Um wirkliche Innovation zu schaffen, muss man sich mit den Inhalten auseinandersetzen: Was mache ich? Und wie hat man das früher gemacht? Das, was schließlich so selbstverständlich aussieht, hat meist einen langen Weg an Diskussionen und Tests hinter sich gebracht. Dementsprechend braucht es auch einen Partner, mit dem man über kleinste Winkel, Millimeter und technische Errungenschaften diskutieren kann.

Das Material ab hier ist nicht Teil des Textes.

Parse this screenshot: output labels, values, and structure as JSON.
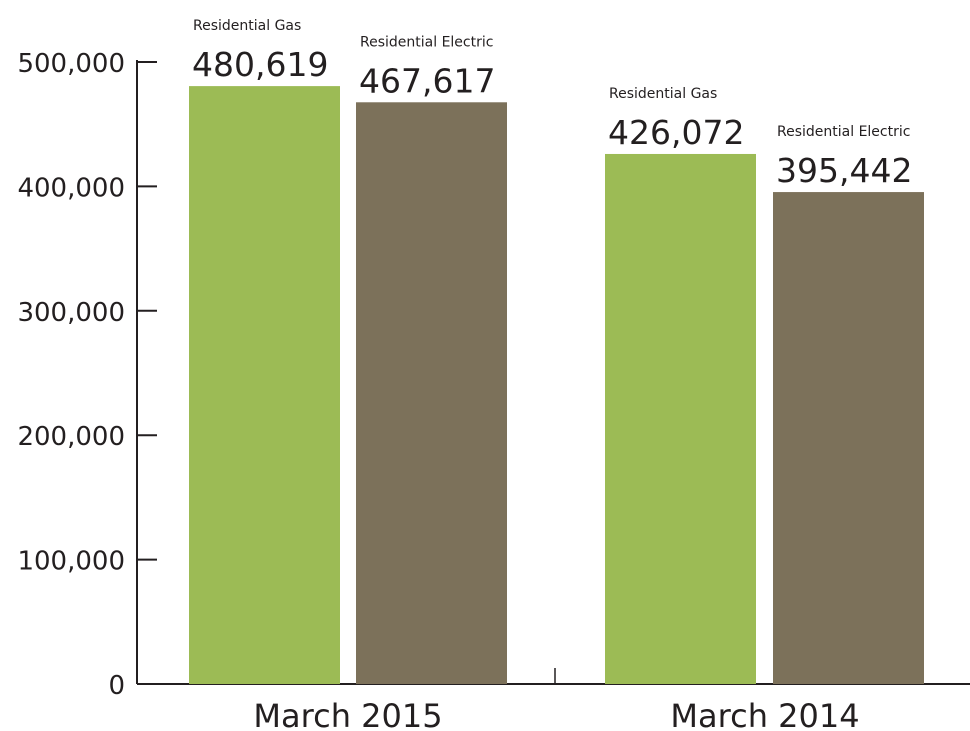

Sehen Sie sich als Hausdesigner von Dornbracht?
Das sind wir sicherlich. Aber es ist schon ganz gut, dass wir nicht In-house arbeiten, weil wir so einen anderen Blick haben und, da wir auch für andere Unternehmen arbeiten, eine ganz andere Perspektive mitbringen. Das schützt davor, betriebsblind zu werden. Eigenlob stinkt, aber wir nehmen für uns schon in Anspruch, mit Dornbracht Meilensteine gesetzt zu haben.

Dornbracht zeichnet eine gewisse Geometrie aus.
Ich möchte mich nicht auf eine formale Sprache reduzieren lassen. Produktgestaltung reagiert auf die Zeit und antizipiert kommende Bedürfnisse. Es muss in der Zeit das Richtige getan und entwickelt werden. Dafür braucht es eine intensive Auseinandersetzung mit vielen Dingen, auch mit zeitgenössischer Kunst. Das hat so manchen unternehmerischen Horizont erweitert.

Was fehlt uns eigentlich noch im Bad? Manchmal fällt es schwer, sich Steigerungen vorzustellen …
Zeit fehlt. Die Zeit, alles wirklich zu nutzen. Mehr Auseinandersetzung mit den Dingen und der Frage, warum man das macht. Im Bad ist eigentlich alles gesundheitsrelevant. Da geht noch was. Wir werden Orte suchen, wo wir archaische Momente erleben – da könnte etwa in der Dusche ein Holzeimer mit kaltem Wasser stehen und wir gießen mit einer schönen Schöpfkelle Wasser über die Arme.